Wednesday, 9th August, Zheravna

When we start up the road to Burgas again I have a definite and well-known feeling of starting for home, even though there are still two days and many new experiences before us. It has to do with leaving the sea. The road dances towards and away from the coast like a shy asphalt river excused from the laws of gravity impelling real rivers to finally yield their identity to the sea. Having stopped for coffee in Burgas, we continue further north along a sea-level road skirting a lagoon. Crossing it, water each side, we are rounding Burgas Bay to arrive in Pomorie. Like almost every town of any size we have gone through in the last few days it is a huge building site. Anywhere near the coast hotels of all shapes and sizes—mostly medium to large—are sprouting up in a boom that I suspect will have major unregulated ecological consequences. It is very clear from the volume of new building why EVN has had to put a mobile transformer station into service — it was built in Austria, mounted on two trailers and shipped down the Danube.

 


Pomorie itself lies on a salt lagoon and has a long (and continuing) history of salt production. After visiting the small Salt Museum we stand outside watching the cormorants grooming themselves, perched on poles that look like they are the remains of an old jetty. The next event on the agenda is a short stop at the EVN base in the area.

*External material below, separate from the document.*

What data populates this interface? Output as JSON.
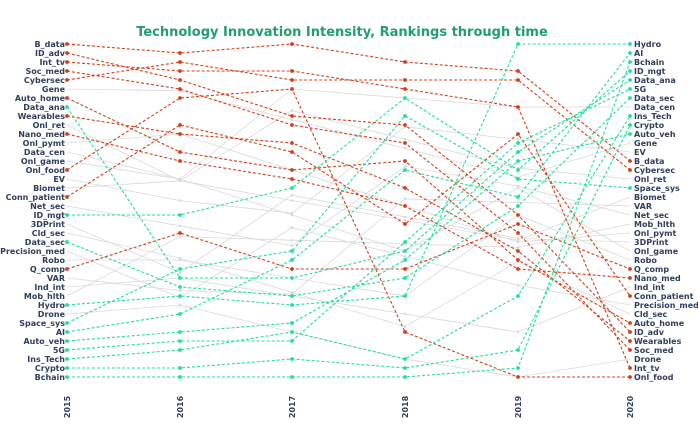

As I walk by a lorry in the forecourt a crackly voice rings out in something resembling a question. Since there is no-one else around I open the cab door to find a babbling two-way radio. The teams in the field use them to communicate. M comes over and translates a couple of sentences. I switch on the recorder.

Some of the houses in the town date from the so-called National Revival period and are similar to the wooden houses we saw in Sozopol. After this we leave the sea behind once and for all, heading almost due west for Karnobat and Sliven, though we turn north into the Balkan foothills before reaching the latter. We are on our way to Kotel, passing a number of disused factories at the side of the road and I make another little note to explore what the differences in factory work were in capitalist and communist Europe.